Размер шрифта
-
+

Собака, которая спасла мир - стр. 33

А мамин прах захоронили под вишнёвым деревом в поле, где обычно пасутся коровы. Знаю, это звучит странновато – похоронить того, кто умер от коровьего гриппа, рядом с коровами, но папа настоял.

«Она обожала животных, прямо как ты, Джорджи, – сказал он как-то раз. – Она бы не стала винить коров за коровий грипп».

Мамино дерево видно из окна нашей кухни – оно стоит на фоне неба, прилетающие с моря ветра гнут и колышут его, а коровы – удобряют. Иногда я застаю папу сидящим за кухонным столом, пьющим свой любимый суперкрепкий кофе и глядящим на дерево. Оно цветёт каждую весну, превращаясь в прекрасное белое облако, напоминающее огромную сахарную вату, но никогда не плодоносит. Папа говорит, это потому что тут слишком холодно.

Каждый год на её день рождения мы – папа, Клем и я – собираемся под маминым деревом. Только в этом году с нами была папина девушка Джессика. Вы, наверное, догадываетесь, что я думала на этот счёт.

Был вечер, солнце садилось, и становилось прохладнее.

– Она хорошо выглядит, – сказал папа, когда мы вчетвером шагали по полю к дереву. Папа всегда зовёт дерево «она».

«Через неделю или около того она начнёт сбрасывать листья…»
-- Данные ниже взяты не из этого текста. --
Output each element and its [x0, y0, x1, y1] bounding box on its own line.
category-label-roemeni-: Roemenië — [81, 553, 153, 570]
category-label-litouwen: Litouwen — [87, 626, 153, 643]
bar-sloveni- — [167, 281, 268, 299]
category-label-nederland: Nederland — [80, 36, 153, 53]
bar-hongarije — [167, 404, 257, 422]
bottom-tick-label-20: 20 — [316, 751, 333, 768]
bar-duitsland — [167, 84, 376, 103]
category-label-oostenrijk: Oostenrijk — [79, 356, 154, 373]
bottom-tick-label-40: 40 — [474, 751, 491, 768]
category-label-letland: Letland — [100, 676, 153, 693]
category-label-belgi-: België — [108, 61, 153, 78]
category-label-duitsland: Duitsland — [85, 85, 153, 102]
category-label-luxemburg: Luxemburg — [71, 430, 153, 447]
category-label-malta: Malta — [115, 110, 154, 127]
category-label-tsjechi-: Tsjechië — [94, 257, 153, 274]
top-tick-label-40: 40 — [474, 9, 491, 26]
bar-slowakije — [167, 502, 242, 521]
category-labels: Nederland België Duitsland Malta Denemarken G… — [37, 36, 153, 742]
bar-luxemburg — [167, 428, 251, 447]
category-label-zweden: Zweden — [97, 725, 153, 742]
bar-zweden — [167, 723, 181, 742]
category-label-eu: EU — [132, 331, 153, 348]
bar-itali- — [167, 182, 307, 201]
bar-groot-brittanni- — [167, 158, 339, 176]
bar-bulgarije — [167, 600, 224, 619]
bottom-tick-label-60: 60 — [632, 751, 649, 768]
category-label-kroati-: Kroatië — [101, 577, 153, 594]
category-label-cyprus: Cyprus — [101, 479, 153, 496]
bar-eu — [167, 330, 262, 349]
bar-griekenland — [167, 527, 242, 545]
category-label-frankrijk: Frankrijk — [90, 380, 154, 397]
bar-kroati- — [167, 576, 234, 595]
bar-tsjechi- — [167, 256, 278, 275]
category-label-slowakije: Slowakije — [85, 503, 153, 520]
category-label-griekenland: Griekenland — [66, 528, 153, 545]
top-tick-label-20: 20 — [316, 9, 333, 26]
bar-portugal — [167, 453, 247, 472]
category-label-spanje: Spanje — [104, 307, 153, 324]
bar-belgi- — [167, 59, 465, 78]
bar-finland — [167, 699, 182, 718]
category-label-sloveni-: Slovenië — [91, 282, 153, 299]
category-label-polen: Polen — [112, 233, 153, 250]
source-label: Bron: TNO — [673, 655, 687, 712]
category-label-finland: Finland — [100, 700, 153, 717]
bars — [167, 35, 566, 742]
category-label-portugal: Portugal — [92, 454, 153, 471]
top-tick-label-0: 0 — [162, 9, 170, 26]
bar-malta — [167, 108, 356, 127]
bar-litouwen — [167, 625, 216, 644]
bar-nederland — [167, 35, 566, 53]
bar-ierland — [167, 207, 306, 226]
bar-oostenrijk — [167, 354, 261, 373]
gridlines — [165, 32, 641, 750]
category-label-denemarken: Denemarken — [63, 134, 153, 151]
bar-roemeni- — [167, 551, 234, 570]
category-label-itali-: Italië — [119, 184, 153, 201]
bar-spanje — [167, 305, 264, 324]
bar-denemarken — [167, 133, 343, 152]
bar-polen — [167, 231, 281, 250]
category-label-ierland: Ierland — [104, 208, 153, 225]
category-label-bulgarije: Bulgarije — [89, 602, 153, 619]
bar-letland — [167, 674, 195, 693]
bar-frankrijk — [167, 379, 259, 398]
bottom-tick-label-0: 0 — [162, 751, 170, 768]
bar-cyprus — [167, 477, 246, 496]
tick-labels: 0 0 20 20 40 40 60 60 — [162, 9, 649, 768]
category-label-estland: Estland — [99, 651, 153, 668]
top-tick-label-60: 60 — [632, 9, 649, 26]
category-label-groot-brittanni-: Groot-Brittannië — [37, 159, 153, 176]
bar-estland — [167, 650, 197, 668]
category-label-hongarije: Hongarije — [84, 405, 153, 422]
«Она хорошо выстояла бурю…»

И всё в таком духе. Думаю, это из-за того, что ему нравится представлять, будто дерево – это и есть мама, но я осознала это лишь недавно. Как-то год назад я поделилась этим с Клемом, а он лишь закатил глаза, будто я сказала, что мёд, оказывается, сладкий.

Викарий из Сент-Вуфа уже стоял под деревом, когда мы к нему явились. Он пришёл другим путём.

Мы не то чтобы очень религиозны, но викарий – давний папин друг: взрослые иногда могут быть друзьями, даже если у них огромная разница в возрасте. Папа был одним из последних, кто ходил в церковь Святого Вулфрана, прежде чем она закрылась.

В тот вечер викарий был одет по-викарски – чёрная туника с белым воротничком – под курткой на молнии.

Мы собрались под кудрявой листвой, глядя вниз с холма на море, и сделали в точности то, что делаем каждый год.

1. Папа читает стихотворение. Всегда одно и то же: мамино любимое, говорит папа, какого-то древнего старикана по имени Альфред Теннисон. Начинается оно так:

Закат вдали и первая звезда,
И ясный дальний зов!
И пусть теперь у скал замрёт вода;
К отплытью я готов…[1]

Я не очень понимаю смысл, хоть папа мне и объяснял. Оно про смерть, по сути, что довольно печально, но у папы приятный голос, и мне нравится его слушать.

2. Викарий произносит молитву старомодными словами. Я слушаю её каждый год и помню почти наизусть: «Господь Всемогущий, мы молимся за Кассандру и за всех тех, кого больше нет с нами…» И моя любимая часть: «и свет вечный им да сияет». Я шевелю губами, молча произнося слова, если могу их вспомнить.